The Department of the Treasury's Office of Foreign Assets Control has imposed sanctions against one individual, 27 entities, and 28 vessels for conducting certain trade with, and providing certain shipping- and vessel-related services to, North Korea. These 56 parties are located, registered, or flagged in North Korea, China, Singapore, Taiwan, Hong Kong, Marshall Islands, Tanzania, Panama, and Comoros. Any property or interests in property of the designated parties in the possession or control of U.S. persons or within the U.S. may not be transferred, paid, exported, withdrawn, or otherwise dealt in, and U.S. persons are prohibited from dealing with any of the designated parties.

Many of these actions are being taken under executive order 13810, which was issued in September 2017 and significantly expanded Treasury’s authorities to target those who enable the North Korean regime’s activity wherever they are located. This includes (a) targeting those conducting significant trade in goods, services, or technology with North Korea and banning them from interacting with the U.S. financial system, (b) blocking and freezing the assets of actors supporting North Korea’s textiles, manufacturing, information technology, fishing, and other industries, and (c) suspending U.S. correspondent account access to any foreign bank that knowingly conducts or facilitates significant transactions tied to trade with North Korea or certain designated persons.

OFAC’s designations include (a) nine international shipping companies and nine of their vessels that have been used to export coal from North Korea or to engage in prohibited ship-to-ship transfers of refined petroleum products, (b) a Taiwan citizen and two companies he owned or controlled for coordinating North Korean coal exports, and (c) 16 North Korean shipping companies and 19 of their vessels.

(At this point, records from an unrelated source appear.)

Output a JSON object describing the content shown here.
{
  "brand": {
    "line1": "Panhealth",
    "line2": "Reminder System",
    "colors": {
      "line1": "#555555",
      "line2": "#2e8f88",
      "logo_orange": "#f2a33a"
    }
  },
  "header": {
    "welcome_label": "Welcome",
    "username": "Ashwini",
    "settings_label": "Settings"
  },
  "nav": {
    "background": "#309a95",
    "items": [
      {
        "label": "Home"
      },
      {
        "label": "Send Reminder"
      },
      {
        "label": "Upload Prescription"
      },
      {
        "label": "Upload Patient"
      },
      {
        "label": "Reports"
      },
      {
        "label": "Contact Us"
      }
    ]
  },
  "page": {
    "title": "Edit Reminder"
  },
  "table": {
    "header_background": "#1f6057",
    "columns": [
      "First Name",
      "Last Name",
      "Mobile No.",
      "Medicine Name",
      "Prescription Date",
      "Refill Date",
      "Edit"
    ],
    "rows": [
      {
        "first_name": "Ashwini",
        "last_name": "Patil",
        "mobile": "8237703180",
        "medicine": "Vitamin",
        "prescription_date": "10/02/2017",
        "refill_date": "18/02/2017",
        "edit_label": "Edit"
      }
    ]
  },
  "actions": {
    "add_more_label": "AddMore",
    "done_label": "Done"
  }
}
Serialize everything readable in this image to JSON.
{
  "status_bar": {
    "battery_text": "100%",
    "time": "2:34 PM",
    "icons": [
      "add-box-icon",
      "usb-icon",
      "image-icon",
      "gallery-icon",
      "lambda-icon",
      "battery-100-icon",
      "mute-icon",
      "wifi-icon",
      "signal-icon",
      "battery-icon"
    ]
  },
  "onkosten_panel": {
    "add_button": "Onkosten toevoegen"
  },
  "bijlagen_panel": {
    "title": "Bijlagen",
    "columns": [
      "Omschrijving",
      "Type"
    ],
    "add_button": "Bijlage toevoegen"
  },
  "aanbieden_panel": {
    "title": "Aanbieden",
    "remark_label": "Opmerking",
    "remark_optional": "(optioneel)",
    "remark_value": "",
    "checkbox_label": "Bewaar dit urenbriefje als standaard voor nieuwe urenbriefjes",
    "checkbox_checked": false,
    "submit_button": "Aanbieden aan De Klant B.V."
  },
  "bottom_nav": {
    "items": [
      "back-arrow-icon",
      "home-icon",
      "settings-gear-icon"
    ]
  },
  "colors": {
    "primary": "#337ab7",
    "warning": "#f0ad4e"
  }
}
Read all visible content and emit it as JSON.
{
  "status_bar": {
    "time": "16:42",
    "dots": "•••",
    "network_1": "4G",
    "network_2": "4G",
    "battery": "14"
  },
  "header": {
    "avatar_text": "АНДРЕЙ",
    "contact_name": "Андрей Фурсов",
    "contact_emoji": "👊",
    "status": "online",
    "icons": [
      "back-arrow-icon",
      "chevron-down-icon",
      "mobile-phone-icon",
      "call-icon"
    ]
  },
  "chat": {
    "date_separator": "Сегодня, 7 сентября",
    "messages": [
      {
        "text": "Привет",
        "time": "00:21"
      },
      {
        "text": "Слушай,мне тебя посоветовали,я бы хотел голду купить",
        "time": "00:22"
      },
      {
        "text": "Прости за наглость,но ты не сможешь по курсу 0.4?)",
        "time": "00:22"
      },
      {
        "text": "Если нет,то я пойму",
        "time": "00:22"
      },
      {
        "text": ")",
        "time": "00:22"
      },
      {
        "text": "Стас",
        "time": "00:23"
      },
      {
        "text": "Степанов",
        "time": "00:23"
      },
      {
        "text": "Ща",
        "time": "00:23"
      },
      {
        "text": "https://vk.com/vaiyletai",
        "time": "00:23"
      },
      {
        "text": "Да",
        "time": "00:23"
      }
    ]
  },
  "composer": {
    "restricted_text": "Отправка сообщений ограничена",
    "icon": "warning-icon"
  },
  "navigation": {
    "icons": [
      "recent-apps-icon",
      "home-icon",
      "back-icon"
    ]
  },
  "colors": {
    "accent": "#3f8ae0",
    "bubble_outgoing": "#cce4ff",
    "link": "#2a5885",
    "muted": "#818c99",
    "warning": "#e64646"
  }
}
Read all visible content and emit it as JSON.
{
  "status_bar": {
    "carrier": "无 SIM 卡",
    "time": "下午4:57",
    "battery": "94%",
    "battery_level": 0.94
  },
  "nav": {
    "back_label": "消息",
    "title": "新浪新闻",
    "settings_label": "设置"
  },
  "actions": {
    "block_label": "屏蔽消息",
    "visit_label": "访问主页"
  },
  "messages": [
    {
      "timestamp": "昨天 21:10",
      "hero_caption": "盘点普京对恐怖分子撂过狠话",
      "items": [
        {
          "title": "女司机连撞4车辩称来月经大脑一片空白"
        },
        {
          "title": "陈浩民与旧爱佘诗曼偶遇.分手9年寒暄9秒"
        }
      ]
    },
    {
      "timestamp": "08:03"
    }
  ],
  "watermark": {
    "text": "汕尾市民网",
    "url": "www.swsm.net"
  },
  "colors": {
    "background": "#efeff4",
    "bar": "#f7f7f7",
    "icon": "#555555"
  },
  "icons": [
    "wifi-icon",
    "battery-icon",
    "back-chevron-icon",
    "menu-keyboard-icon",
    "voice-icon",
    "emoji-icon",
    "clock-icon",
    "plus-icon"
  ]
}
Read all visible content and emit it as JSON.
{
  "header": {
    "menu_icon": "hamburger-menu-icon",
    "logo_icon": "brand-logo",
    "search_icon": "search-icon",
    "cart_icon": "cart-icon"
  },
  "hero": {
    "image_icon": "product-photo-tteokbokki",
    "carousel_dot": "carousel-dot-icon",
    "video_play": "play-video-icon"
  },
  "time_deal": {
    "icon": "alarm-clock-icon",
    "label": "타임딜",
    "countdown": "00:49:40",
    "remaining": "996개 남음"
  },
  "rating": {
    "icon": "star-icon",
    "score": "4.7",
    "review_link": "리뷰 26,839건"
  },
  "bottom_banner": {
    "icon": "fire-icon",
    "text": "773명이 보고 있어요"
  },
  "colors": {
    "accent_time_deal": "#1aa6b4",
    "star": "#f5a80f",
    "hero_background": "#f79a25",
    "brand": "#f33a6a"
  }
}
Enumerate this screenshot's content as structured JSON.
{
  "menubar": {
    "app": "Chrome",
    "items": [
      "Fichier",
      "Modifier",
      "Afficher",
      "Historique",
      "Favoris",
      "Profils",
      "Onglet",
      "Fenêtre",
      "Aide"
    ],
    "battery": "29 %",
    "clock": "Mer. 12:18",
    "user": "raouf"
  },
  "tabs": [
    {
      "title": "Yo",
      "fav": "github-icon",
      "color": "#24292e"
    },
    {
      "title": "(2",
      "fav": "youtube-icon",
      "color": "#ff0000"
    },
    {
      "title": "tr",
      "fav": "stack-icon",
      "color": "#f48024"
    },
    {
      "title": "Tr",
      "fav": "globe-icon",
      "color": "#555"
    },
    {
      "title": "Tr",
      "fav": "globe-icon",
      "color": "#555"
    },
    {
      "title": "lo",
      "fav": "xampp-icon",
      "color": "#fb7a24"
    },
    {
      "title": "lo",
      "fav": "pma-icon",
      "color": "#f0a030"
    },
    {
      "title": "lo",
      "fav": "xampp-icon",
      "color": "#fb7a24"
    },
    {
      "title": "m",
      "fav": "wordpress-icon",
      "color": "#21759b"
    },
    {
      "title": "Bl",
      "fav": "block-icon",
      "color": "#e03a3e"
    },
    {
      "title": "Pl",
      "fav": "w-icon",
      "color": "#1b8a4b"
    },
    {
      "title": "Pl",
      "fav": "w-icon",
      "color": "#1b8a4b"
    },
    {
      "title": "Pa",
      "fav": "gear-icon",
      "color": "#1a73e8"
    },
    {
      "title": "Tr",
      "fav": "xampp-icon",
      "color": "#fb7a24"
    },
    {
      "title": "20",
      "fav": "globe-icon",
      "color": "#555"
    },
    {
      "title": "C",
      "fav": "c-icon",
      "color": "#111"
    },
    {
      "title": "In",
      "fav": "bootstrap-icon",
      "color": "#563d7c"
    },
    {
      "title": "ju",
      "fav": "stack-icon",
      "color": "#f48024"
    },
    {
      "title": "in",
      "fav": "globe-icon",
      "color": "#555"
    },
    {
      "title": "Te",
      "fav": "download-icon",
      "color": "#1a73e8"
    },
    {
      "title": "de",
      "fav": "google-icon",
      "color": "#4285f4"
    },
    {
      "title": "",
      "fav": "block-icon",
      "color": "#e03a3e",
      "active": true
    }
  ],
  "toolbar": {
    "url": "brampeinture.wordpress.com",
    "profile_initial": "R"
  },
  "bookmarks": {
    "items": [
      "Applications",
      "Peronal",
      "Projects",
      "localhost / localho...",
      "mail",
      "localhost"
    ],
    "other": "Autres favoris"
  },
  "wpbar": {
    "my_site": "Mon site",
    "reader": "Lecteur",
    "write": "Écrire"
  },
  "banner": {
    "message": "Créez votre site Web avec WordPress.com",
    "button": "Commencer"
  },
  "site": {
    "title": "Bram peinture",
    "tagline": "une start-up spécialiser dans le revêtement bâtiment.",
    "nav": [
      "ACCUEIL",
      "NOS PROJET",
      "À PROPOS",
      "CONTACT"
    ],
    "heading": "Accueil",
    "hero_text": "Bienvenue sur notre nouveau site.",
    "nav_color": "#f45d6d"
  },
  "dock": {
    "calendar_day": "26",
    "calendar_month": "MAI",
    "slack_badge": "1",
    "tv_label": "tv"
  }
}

In addition, Treasury, the State Department, and the Coast Guard have issued an advisory alerting the public to the significant sanctions risks to those continuing to enable shipments of goods to and from North Korea. This advisory also alerts industries to North Korea’s deceptive shipping practices, such as falsifying cargo and vessel documents, physically altering vessel identification, and conducting ship-to-ship transfers, and lists a number of measures that can be used to guard against the use of such practices.